Buddy picked himself a packet of barbecue Space Raiders, but when I came to pay at the counter I realised that I had no cash on me, I always try to carry cash for small businesses, but this time I had none, so I asked if I could pay with my phone. The shop keeper explained that the crisp were fifty pence and the minimum amount you could pay on card was a pound, so I just paid the guy a pound and said to Buds “Pick another packet mate”. He asked “What ones can I have Dad?” and I replied “Anything for fifty pence or under,” Buddy replied with a sweet “OK Dad.” He scanned the crisp for a few seconds, found another bag and asked if he could have them ones, I said yes, and he said “Thanks Dad”. But as he picked the second bag up, he put the first bag back. I explained to him ”No mate, you get two, I had to pay for two”. He looked up at me with these big unguarded eyes and said “Oh, I just thought we couldn’t afford them”. Such gravity. I stared at him for a minute and choked, I looked at the guy serving me, and he also had this massive pink smile all over his face, he looked teary happy. I could see he was caught in the same sentimental appreciation of Buddy’s affable grace. We had a glimmer. God, thinking back on it now, it was a reminiscent of my fav scene in Charlie and the Chocolate Factory where Charlie, despite all wishes for himself, gives back the never-ending gobstopper to Willy Wonker. Gene Wilder’s Shakespearian words forever tattooing onto my brain in that scene: “So shines a good deed in a weary world.” Lifting Willy Wonker from misanthropic to hopeful for people.
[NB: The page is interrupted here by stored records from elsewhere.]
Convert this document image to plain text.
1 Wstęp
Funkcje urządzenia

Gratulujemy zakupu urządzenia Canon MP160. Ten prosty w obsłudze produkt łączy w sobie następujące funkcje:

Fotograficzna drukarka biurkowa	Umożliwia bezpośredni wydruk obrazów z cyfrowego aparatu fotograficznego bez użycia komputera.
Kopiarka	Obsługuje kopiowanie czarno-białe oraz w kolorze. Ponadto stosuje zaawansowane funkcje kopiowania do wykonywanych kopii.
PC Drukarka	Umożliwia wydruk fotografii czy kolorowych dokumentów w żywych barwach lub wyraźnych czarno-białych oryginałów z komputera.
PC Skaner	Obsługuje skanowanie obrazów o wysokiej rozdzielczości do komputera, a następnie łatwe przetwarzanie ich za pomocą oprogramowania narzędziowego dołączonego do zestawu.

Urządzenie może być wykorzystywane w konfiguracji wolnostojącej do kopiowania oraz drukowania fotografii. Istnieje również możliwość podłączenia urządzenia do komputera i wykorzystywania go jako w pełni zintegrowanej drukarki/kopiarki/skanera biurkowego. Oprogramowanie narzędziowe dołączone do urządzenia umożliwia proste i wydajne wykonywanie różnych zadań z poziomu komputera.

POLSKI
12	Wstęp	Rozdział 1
He does have a grace our Buds, an acceptance of all things. Maybe another kid would have protested at how unfair it was that he couldn’t get what he wanted. Maybe another kid wouldn’t appreciate the finite nature of finance. Maybe another kid might have felt embarrassed of himself or his dad, if he thought they couldn’t afford a bag of barbecue Space Raiders and might have ran out of the shop in shame. Buds moves through life with such grace that he inspires me to live better, to meet life in a better way. In the Poem ‘Sermons we see” by Edgar Guest, the poet writes:
‘I soon can learn to do it
If you let me see it done
I can watch your hands in action
But your tongue too fast may run
And the lecture you deliver
May be very wise and true
But I’d rather get my lessons
By observing what you do
For I might misunderstand you
And the high advice you give
But there’s no misunderstanding
How you act and how you live’
I feel lucky today, firstly lucky that we can comfortably afford crisps, secondly, lucky I have this great kid as a spiritual teacher, and thirdly, I feel lucky for snowflake moments. Those tiny fleeting moments that are gone in a flash but contain an infinity of humanness. I sometimes feel everything, feel too much, feel so much of the darkness that it cuts me. But to me, it’s worth knowing the cold to be able to see the snowflakes. I’m coming out of depression, I got my hopeful eyes back.